Question

The rate constant of a ${{n}^{th}}$ order has units:
A. $mo{{l}^{1-n}}{{L}^{-1}}{{\sec }^{-1}}$
B. $mo{{l}^{1-n}}{{L}^{1-n}}{{\sec }^{-1}}$
C. $mo{{l}^{1-n}}{{L}^{n-1}}{{\sec }^{-1}}$
D. $mo{{l}^{1-{{n}^{2}}}}{{L}^{{{n}^{2}}}}{{\sec }^{-1}}$

Answer 1

The order of reaction refers to the power dependence of the rate of the reaction on the concentration of each reactant. The order of reaction can be given directly if we know that units of rate constant of the reaction.

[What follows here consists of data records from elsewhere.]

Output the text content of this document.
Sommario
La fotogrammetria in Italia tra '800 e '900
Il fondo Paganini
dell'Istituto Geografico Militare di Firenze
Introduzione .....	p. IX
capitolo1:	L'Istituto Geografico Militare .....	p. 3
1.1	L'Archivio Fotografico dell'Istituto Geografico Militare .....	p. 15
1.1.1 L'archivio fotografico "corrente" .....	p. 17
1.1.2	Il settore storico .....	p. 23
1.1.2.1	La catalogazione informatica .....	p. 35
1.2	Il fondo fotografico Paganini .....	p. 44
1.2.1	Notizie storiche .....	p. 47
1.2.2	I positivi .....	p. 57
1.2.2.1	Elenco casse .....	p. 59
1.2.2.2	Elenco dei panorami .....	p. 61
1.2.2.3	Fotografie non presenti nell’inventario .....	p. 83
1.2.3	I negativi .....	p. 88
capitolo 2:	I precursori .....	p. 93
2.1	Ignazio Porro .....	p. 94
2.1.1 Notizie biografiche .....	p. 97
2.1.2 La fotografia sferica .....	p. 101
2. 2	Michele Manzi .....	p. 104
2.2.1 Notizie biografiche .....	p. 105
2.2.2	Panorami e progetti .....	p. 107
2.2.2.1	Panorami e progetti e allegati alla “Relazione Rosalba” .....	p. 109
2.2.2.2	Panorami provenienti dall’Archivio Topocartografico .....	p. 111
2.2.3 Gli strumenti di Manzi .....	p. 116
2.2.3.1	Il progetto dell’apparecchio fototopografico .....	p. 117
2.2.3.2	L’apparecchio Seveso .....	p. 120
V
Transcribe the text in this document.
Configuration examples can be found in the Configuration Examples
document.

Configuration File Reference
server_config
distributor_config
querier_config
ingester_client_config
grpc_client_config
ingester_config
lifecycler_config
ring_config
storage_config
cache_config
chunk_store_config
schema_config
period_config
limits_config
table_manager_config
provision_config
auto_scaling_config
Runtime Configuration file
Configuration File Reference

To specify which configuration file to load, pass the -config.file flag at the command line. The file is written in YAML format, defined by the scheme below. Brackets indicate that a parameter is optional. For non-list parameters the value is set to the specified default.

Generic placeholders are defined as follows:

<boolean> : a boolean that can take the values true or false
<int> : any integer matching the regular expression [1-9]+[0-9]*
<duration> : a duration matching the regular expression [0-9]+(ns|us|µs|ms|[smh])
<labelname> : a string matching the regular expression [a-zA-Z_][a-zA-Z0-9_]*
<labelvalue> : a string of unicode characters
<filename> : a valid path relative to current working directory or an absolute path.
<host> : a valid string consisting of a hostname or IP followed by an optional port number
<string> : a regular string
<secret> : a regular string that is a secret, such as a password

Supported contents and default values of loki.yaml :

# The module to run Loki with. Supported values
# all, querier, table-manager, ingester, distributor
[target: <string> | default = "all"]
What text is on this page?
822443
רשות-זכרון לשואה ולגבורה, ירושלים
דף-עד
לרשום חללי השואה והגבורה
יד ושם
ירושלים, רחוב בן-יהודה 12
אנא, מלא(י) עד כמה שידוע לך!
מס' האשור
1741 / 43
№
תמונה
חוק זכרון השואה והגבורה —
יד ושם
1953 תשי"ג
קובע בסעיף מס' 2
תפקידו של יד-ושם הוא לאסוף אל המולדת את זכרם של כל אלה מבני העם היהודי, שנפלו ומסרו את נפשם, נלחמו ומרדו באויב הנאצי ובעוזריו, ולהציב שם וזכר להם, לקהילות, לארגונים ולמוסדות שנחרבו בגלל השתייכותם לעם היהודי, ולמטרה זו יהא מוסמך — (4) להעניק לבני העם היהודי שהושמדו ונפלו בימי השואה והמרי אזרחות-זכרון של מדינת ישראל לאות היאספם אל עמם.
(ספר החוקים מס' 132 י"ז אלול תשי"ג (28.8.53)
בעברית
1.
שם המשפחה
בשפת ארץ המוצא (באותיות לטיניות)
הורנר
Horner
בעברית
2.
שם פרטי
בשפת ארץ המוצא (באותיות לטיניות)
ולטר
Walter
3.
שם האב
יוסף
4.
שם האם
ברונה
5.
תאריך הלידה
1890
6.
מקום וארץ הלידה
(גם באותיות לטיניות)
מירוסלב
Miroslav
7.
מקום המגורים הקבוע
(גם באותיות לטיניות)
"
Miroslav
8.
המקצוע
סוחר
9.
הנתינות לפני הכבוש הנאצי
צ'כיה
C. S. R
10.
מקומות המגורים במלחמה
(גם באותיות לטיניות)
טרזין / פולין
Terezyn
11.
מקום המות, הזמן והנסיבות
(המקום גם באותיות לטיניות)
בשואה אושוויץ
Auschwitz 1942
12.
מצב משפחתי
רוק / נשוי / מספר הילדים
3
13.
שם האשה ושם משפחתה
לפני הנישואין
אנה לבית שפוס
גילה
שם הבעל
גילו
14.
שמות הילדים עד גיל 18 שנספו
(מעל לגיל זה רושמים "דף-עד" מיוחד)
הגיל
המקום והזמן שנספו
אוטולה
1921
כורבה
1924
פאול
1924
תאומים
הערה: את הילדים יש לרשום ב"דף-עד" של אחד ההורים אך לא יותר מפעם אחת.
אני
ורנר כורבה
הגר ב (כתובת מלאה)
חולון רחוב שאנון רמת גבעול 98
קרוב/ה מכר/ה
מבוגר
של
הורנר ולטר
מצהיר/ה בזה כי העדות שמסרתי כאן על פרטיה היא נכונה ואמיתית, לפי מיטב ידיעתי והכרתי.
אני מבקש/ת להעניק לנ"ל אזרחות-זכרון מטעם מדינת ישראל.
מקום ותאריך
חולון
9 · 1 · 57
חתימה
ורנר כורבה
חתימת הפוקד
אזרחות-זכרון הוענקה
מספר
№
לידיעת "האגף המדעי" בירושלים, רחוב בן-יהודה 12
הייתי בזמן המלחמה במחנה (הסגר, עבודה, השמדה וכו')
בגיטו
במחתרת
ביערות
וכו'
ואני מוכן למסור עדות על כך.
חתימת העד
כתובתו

Complete step by step answer:
As we know that the rate constant is the proportionality constant in the equation of rate law. This rate constant relates the rate of a given chemical reaction at a given temperature with that of concentration of reactant or to the product of concentration of reactant. It will be much clearer from rate law.
The rate law of a chemical reaction is an equation or expression which given the relation between the rate of the reaction and the concentration of the reactants which are participating in the reaction. Let say for a general equation:
$aA+bB\to cC+dD$
Where a, b, c, d are the stoichiometry coefficients of the reactants and products. Now, the Rate law for above given equation can be given as $Rate=k{{[A]}^{x}}{{[B]}^{y}}$
Where k = rate constant of the given reaction, [A] is concentration of reactant A; [B] is concentration of reactant B; $x+y=n$ will give the order of the given reaction. Here, the units of rate constant (k) can be given as:
$\therefore k=\dfrac{Rate}{{{[A]}^{x}}{{[B]}^{y}}}$
Thus, $(Units)k=\dfrac{[mol{{L}^{-1}}{{\sec }^{-1}}]}{{{[mol{{L}^{-1}}]}^{n}}}={{[mol{{L}^{-1}}]}^{1-n}}{{\sec }^{-1}}$ ; where, $n=$ order of the reaction.
$\Rightarrow mo{{l}^{1-n}}{{L}^{n-1}}{{\sec }^{-1}}$
Therefore, the correct answer is option C.

Note: Always remember that the rate law can be determined experimentally only that is the value of order of reaction can only be determined by experimentally only not from the balanced chemical equation.